The camera’s internally recorded footage (on the right) was also graded in Resolve using the same “SONY_EE_Slog2_LC709A” LUT, plus a some other minor adjustments to Lift, Gamma, and Gain to match the corresponding ProRes file. No noise reduction has been applied to the clips that were recorded internally.
Lenses used were a Red 300mm f/2.8, Red 50-150mm f/2.8, and a Cine-Xenar 75mm f/2.
I also decided to test some other settings head-to-head:
Internal HD vs. external 4K via the camera’s RAW output
Internal 4K vs. external HD via the camera’s SDI output
Internal 4K vs. external 4K via the camera’s HDMI output
Internal 4K vs. external HD via the camera’s HDMI output
Internal HD vs. external HD via the camera’s SDI output
Later on, I also found out that Hugh Brownstone from Three Blind Men and an Elephant spent a good 40 minutes chatting with renowned f discussing Sony FS5 and its phenomenal Raw recording capabilities with an external recorder. You can check out their discussion below.

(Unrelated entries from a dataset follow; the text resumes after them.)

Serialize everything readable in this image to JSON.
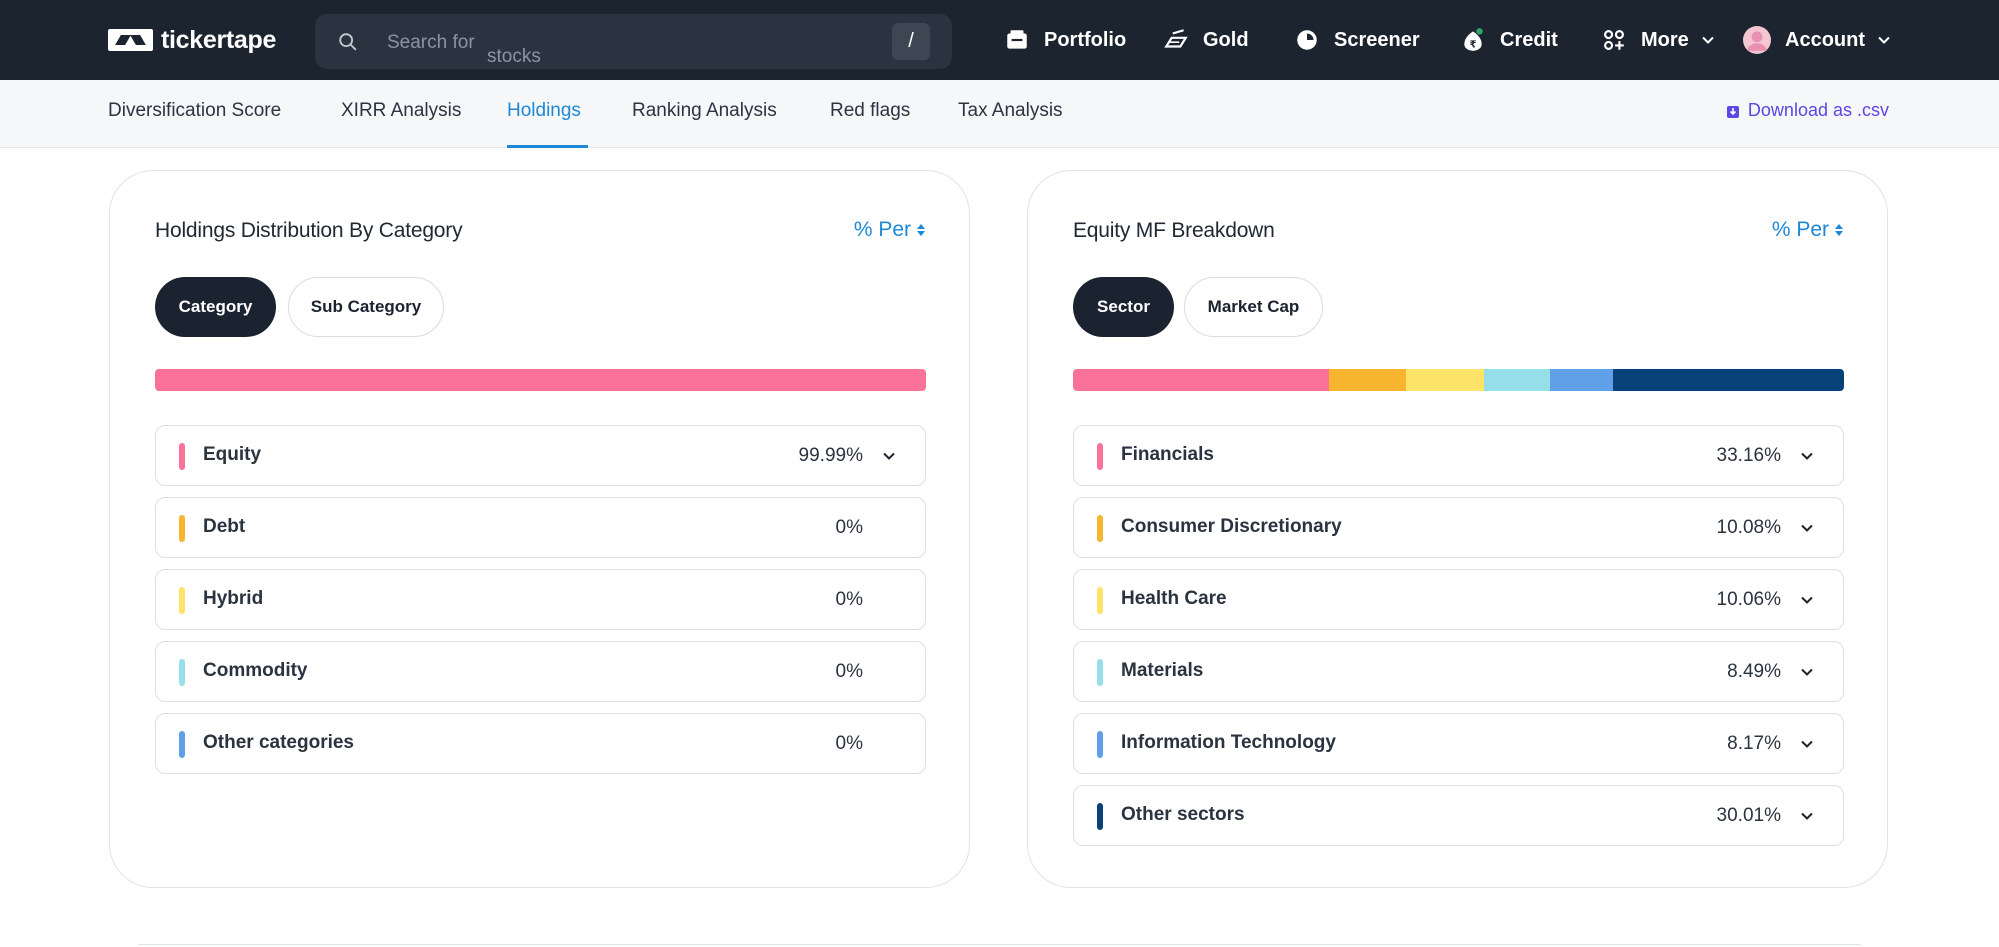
{
  "header": {
    "logo_text": "tickertape",
    "search_placeholder": "Search for",
    "search_placeholder_suffix": "stocks",
    "search_shortcut": "/",
    "nav": [
      {
        "label": "Portfolio",
        "icon": "portfolio-icon"
      },
      {
        "label": "Gold",
        "icon": "gold-icon"
      },
      {
        "label": "Screener",
        "icon": "screener-icon"
      },
      {
        "label": "Credit",
        "icon": "credit-icon"
      },
      {
        "label": "More",
        "icon": "more-grid-icon"
      },
      {
        "label": "Account",
        "icon": "avatar"
      }
    ]
  },
  "subnav": {
    "tabs": [
      "Diversification Score",
      "XIRR Analysis",
      "Holdings",
      "Ranking Analysis",
      "Red flags",
      "Tax Analysis"
    ],
    "active_tab": "Holdings",
    "download_label": "Download as .csv"
  },
  "category_card": {
    "title": "Holdings Distribution By Category",
    "toggle_label": "% Per",
    "pills": [
      "Category",
      "Sub Category"
    ],
    "active_pill": "Category",
    "items": [
      {
        "label": "Equity",
        "value": "99.99%",
        "color": "#fb7298",
        "pct": 99.99,
        "expandable": true
      },
      {
        "label": "Debt",
        "value": "0%",
        "color": "#f7b42f",
        "pct": 0,
        "expandable": false
      },
      {
        "label": "Hybrid",
        "value": "0%",
        "color": "#fde468",
        "pct": 0,
        "expandable": false
      },
      {
        "label": "Commodity",
        "value": "0%",
        "color": "#96dfe9",
        "pct": 0,
        "expandable": false
      },
      {
        "label": "Other categories",
        "value": "0%",
        "color": "#60a0e8",
        "pct": 0,
        "expandable": false
      }
    ]
  },
  "equity_card": {
    "title": "Equity MF Breakdown",
    "toggle_label": "% Per",
    "pills": [
      "Sector",
      "Market Cap"
    ],
    "active_pill": "Sector",
    "items": [
      {
        "label": "Financials",
        "value": "33.16%",
        "color": "#fb7298",
        "pct": 33.16,
        "expandable": true
      },
      {
        "label": "Consumer Discretionary",
        "value": "10.08%",
        "color": "#f7b42f",
        "pct": 10.08,
        "expandable": true
      },
      {
        "label": "Health Care",
        "value": "10.06%",
        "color": "#fde468",
        "pct": 10.06,
        "expandable": true
      },
      {
        "label": "Materials",
        "value": "8.49%",
        "color": "#96dfe9",
        "pct": 8.49,
        "expandable": true
      },
      {
        "label": "Information Technology",
        "value": "8.17%",
        "color": "#60a0e8",
        "pct": 8.17,
        "expandable": true
      },
      {
        "label": "Other sectors",
        "value": "30.01%",
        "color": "#074378",
        "pct": 30.01,
        "expandable": true
      }
    ]
  }
}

With the Convergent Design Odyssey7Q+ ($1795 at B&H) with the Odyssey Raw bundle ($995 from CD) installed you get the following 4K/2K Raw frame rates from the Sony FS5:
– CinemaDNG Raw or ProRes:
DCI 4K (4,096 x 2,160) up to 60p
DCI 4K bursts up to 120p – only in a 4 second burst (20 seconds real-time)
2K (2,048 x 1,080) up to 240p – for Super-Slow motion
All of frame rates and resolutions will be included in the Odyssey RAW Bundle and users can either shoot in CinemaDNG Raw or Apple ProRes (HQ/422/LT), as well as Raw to Apple ProRes HQ/422 or LT conversion, which will yield better results in general than just shooting in ProRes to begin with.